На дворе было скучно. Послонявшись под запертым окошком и убедившись, что снаружи ничего не слышно, я подошла к кадке с дождевой водой. Зеркал у нас с бабулей в заводе не было, так что с детства я привыкла любоваться на свое отражение, подернутое водной рябью. Любоваться — это не то слово. Сколько себя помню, раз, а то и два в седмицу бабушка протирала мою мордочку отваром ореховой шелухи, усиленным какими-то заговорами.

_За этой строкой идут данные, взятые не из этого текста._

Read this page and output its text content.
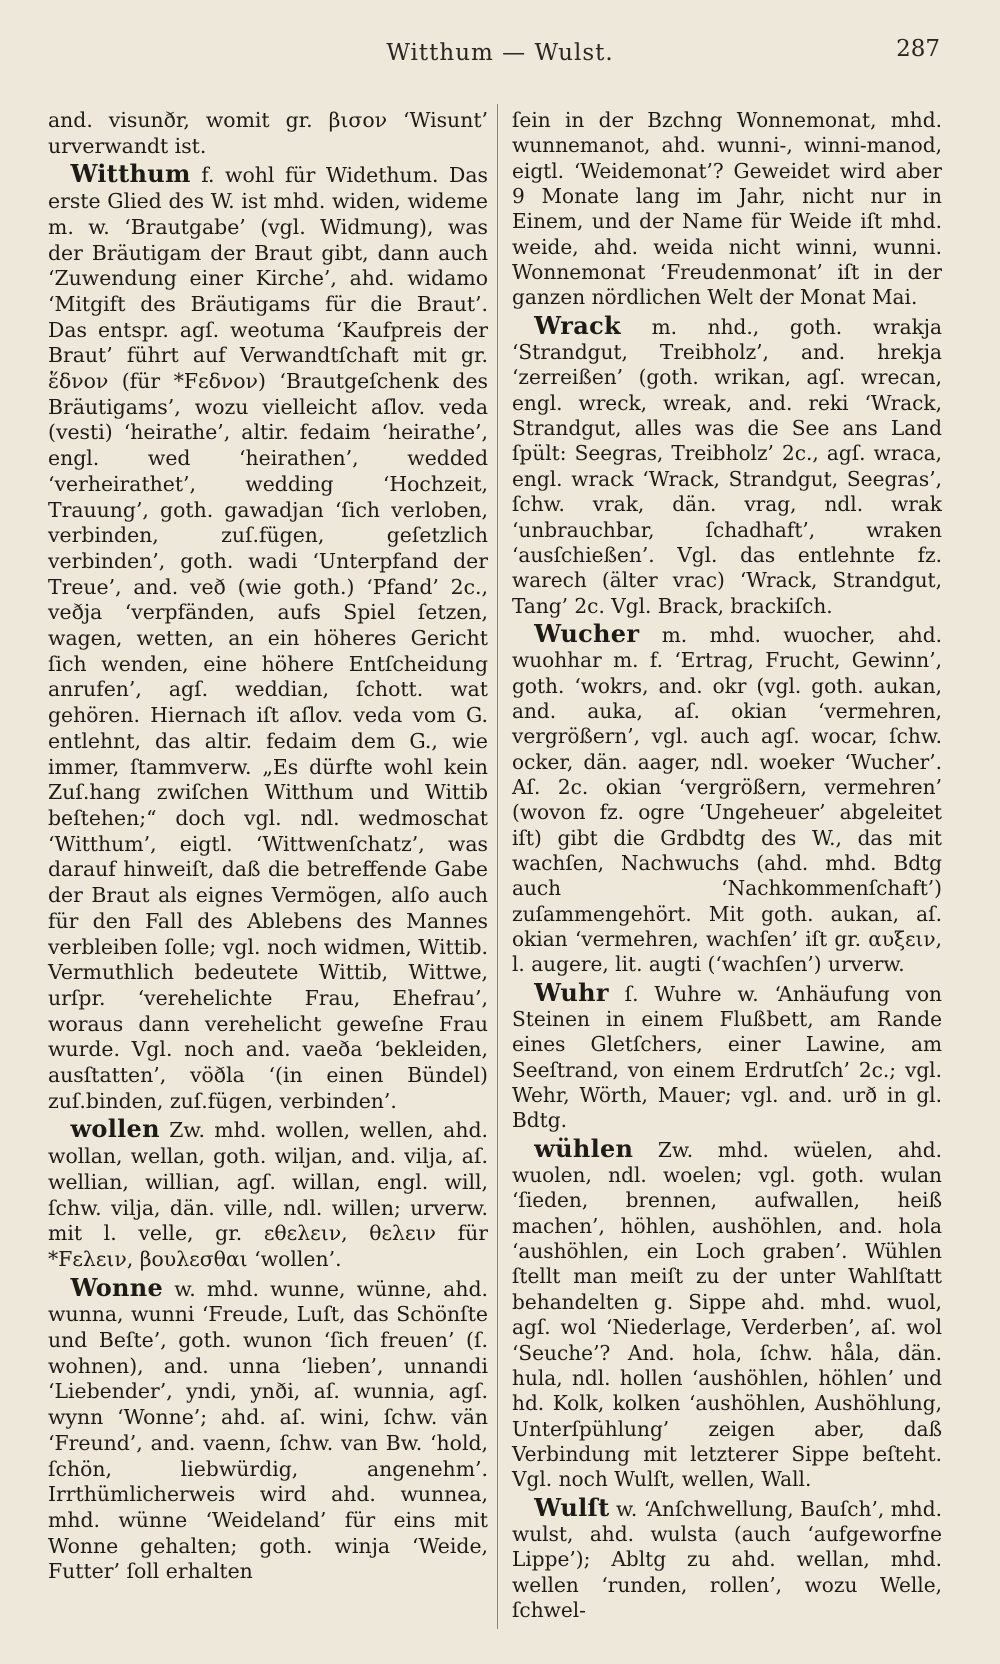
Witthum — Wulst.	287

and. visunðr, womit gr. βισον ‘Wisunt’ urverwandt ist.

Witthum f. wohl für Widethum. Das erste Glied des W. ist mhd. widen, wideme m. w. ‘Brautgabe’ (vgl. Widmung), was der Bräutigam der Braut gibt, dann auch ‘Zuwendung einer Kirche’, ahd. widamo ‘Mitgift des Bräutigams für die Braut’. Das entspr. agſ. weotuma ‘Kaufpreis der Braut’ führt auf Verwandtſchaft mit gr. ἕδνον (für *Fεδνον) ‘Brautgeſchenk des Bräutigams’, wozu vielleicht aſlov. veda (vesti) ‘heirathe’, altir. fedaim ‘heirathe’, engl. wed ‘heirathen’, wedded ‘verheirathet’, wedding ‘Hochzeit, Trauung’, goth. gawadjan ‘ſich verloben, verbinden, zuſ.fügen, geſetzlich verbinden’, goth. wadi ‘Unterpfand der Treue’, and. veð (wie goth.) ‘Pfand’ 2c., veðja ‘verpfänden, aufs Spiel ſetzen, wagen, wetten, an ein höheres Gericht ſich wenden, eine höhere Entſcheidung anrufen’, agſ. weddian, ſchott. wat gehören. Hiernach iſt aſlov. veda vom G. entlehnt, das altir. fedaim dem G., wie immer, ſtammverw. „Es dürfte wohl kein Zuſ.hang zwiſchen Witthum und Wittib beſtehen;“ doch vgl. ndl. wedmoschat ‘Witthum’, eigtl. ‘Wittwenſchatz’, was darauf hinweiſt, daß die betreffende Gabe der Braut als eignes Vermögen, alſo auch für den Fall des Ablebens des Mannes verbleiben ſolle; vgl. noch widmen, Wittib. Vermuthlich bedeutete Wittib, Wittwe, urſpr. ‘verehelichte Frau, Ehefrau’, woraus dann verehelicht geweſne Frau wurde. Vgl. noch and. vaeða ‘bekleiden, ausſtatten’, vöðla ‘(in einen Bündel) zuſ.binden, zuſ.fügen, verbinden’.

wollen Zw. mhd. wollen, wellen, ahd. wollan, wellan, goth. wiljan, and. vilja, aſ. wellian, willian, agſ. willan, engl. will, ſchw. vilja, dän. ville, ndl. willen; urverw. mit l. velle, gr. εθελειν, θελειν für *Fελειν, βουλεσθαι ‘wollen’.

Wonne w. mhd. wunne, wünne, ahd. wunna, wunni ‘Freude, Luſt, das Schönſte und Beſte’, goth. wunon ‘ſich freuen’ (ſ. wohnen), and. unna ‘lieben’, unnandi ‘Liebender’, yndi, ynði, aſ. wunnia, agſ. wynn ‘Wonne’; ahd. aſ. wini, ſchw. vän ‘Freund’, and. vaenn, ſchw. van Bw. ‘hold, ſchön, liebwürdig, angenehm’. Irrthümlicherweis wird ahd. wunnea, mhd. wünne ‘Weideland’ für eins mit Wonne gehalten; goth. winja ‘Weide, Futter’ ſoll erhalten

ſein in der Bzchng Wonnemonat, mhd. wunnemanot, ahd. wunni-, winni-manod, eigtl. ‘Weidemonat’? Geweidet wird aber 9 Monate lang im Jahr, nicht nur in Einem, und der Name für Weide iſt mhd. weide, ahd. weida nicht winni, wunni. Wonnemonat ‘Freudenmonat’ iſt in der ganzen nördlichen Welt der Monat Mai.

Wrack m. nhd., goth. wrakja ‘Strandgut, Treibholz’, and. hrekja ‘zerreißen’ (goth. wrikan, agſ. wrecan, engl. wreck, wreak, and. reki ‘Wrack, Strandgut, alles was die See ans Land ſpült: Seegras, Treibholz’ 2c., agſ. wraca, engl. wrack ‘Wrack, Strandgut, Seegras’, ſchw. vrak, dän. vrag, ndl. wrak ‘unbrauchbar, ſchadhaft’, wraken ‘ausſchießen’. Vgl. das entlehnte fz. warech (älter vrac) ‘Wrack, Strandgut, Tang’ 2c. Vgl. Brack, brackiſch.

Wucher m. mhd. wuocher, ahd. wuohhar m. f. ‘Ertrag, Frucht, Gewinn’, goth. ‘wokrs, and. okr (vgl. goth. aukan, and. auka, aſ. okian ‘vermehren, vergrößern’, vgl. auch agſ. wocar, ſchw. ocker, dän. aager, ndl. woeker ‘Wucher’. Aſ. 2c. okian ‘vergrößern, vermehren’ (wovon fz. ogre ‘Ungeheuer’ abgeleitet iſt) gibt die Grdbdtg des W., das mit wachſen, Nachwuchs (ahd. mhd. Bdtg auch ‘Nachkommenſchaft’) zuſammengehört. Mit goth. aukan, aſ. okian ‘vermehren, wachſen’ iſt gr. αυξειν, l. augere, lit. augti (‘wachſen’) urverw.

Wuhr ſ. Wuhre w. ‘Anhäufung von Steinen in einem Flußbett, am Rande eines Gletſchers, einer Lawine, am Seeſtrand, von einem Erdrutſch’ 2c.; vgl. Wehr, Wörth, Mauer; vgl. and. urð in gl. Bdtg.

wühlen Zw. mhd. wüelen, ahd. wuolen, ndl. woelen; vgl. goth. wulan ‘ſieden, brennen, aufwallen, heiß machen’, höhlen, aushöhlen, and. hola ‘aushöhlen, ein Loch graben’. Wühlen ſtellt man meiſt zu der unter Wahlſtatt behandelten g. Sippe ahd. mhd. wuol, agſ. wol ‘Niederlage, Verderben’, aſ. wol ‘Seuche’? And. hola, ſchw. håla, dän. hula, ndl. hollen ‘aushöhlen, höhlen’ und hd. Kolk, kolken ‘aushöhlen, Aushöhlung, Unterſpühlung’ zeigen aber, daß Verbindung mit letzterer Sippe beſteht. Vgl. noch Wulſt, wellen, Wall.

Wulſt w. ‘Anſchwellung, Bauſch’, mhd. wulst, ahd. wulsta (auch ‘aufgeworfne Lippe’); Abltg zu ahd. wellan, mhd. wellen ‘runden, rollen’, wozu Welle, ſchwel-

Поэтому мое рябое, в коричневых безобразных потеках лицо ничего, кроме жалости и отвращения, в людях не вызывало. Когда я только в тело вошла — лет эдак в тринадцать, я все пыталась уговорить
— Девонька моя, светик мой ясный, нельзя нам перед людьми-то открываться. Увидят местные красоту твою ненаглядную, судачить начнут. А слухи знаешь как быстро расходятся?

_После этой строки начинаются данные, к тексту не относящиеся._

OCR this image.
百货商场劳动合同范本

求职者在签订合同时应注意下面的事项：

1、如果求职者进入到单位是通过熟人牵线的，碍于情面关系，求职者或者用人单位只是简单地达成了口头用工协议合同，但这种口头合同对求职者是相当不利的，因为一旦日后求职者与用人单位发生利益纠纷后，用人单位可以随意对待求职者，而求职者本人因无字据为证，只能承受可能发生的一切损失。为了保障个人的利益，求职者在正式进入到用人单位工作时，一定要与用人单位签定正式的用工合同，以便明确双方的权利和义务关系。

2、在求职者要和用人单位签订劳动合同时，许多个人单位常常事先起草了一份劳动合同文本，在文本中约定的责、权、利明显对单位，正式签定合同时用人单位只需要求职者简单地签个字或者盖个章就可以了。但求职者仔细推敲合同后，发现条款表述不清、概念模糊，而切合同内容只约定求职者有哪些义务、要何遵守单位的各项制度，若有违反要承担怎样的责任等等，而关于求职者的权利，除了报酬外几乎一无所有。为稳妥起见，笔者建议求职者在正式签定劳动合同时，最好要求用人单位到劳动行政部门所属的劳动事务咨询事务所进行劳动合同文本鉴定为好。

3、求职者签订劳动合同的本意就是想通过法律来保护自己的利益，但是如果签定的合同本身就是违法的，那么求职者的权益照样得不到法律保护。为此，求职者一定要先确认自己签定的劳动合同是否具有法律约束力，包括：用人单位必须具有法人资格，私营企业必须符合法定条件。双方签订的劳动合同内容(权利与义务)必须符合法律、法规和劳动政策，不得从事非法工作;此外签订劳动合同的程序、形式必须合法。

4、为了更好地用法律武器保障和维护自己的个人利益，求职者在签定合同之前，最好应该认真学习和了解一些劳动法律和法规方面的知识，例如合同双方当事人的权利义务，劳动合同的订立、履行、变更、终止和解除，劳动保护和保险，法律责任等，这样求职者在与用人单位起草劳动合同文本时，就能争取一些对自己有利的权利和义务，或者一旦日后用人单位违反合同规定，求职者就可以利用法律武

— А-а-а! — рыдала я, размазывая по мордахе соленые слезы. — А чего меня все замарашкой кличут! И парни смеются!
— Да пусть смеются, здоровее будут. Не пара ты им, олухам деревенским.
Именно в такие моменты на свет появлялась старинная подвеска в виде бабочки, охватившей крыльями гладкий янтариновый шарик. В воздухе разливался тяжелый мускусный дух. Я сжимала амулет в ладошках, чувствовала, как его спокойное тепло изливается в меня через истончившуюся кожу рук, и уговаривала себя потерпеть чуточку. Ждать-то всего ничего. Я так привыкла думать, что как только мне стукнет восемнадцать, жизнь чудесным образом переменится, что на окружающую действительность обращала очень мало внимания. Косые взгляды, обидные слова доходили до меня, будто через толщу воды, теряя по дороге большую часть своей силы. Из сельчан более-менее сдружилась я только со Стешенькой. Ее тоже в деревне не жаловали. Знамо дело, мельник-то заодно с демонами. Кто ж еще поможет жернова прокручивать? А кто стучит по ночам в опустевшей мельнице, когда весь честной люд видит десятый сон? Демоны, не иначе! Да только дядька Степан, отец Стеши, был, как говорится, ни сном ни духом. Никаких темных обрядов не проводил, жертвенных животных над водой не закалывал. Он просто хорошо делал свою работу. Отчуждение окружающих относил на счет своего нелюдимого нрава. Жена мельника умерла родами, поэтому всю свою любовь он направил на дочь, только что пылинки с нее не сдувал. Стеша вертела папанькой, как хотела, регулярно получая дорогие обновки и мелкую денежку на немудреные девичьи развлечения. Жадной или высокомерной она не была. Именно подруга оплачивала наши с ней походы на ярмарки, просмотры скоморошьих представлений и (о, ужас!) шкалик-другой пряной медовухи под настроение. У меня-то денег отродясь не было. А если бы бабуля узнала о наших похождениях, то не бывать бы, наверное, еще и половине волос и возможности сидеть, как все нормальные люди. Воспитывалась я в строгости и, что такое вымоченные в рассоле розги, знала не понаслышке.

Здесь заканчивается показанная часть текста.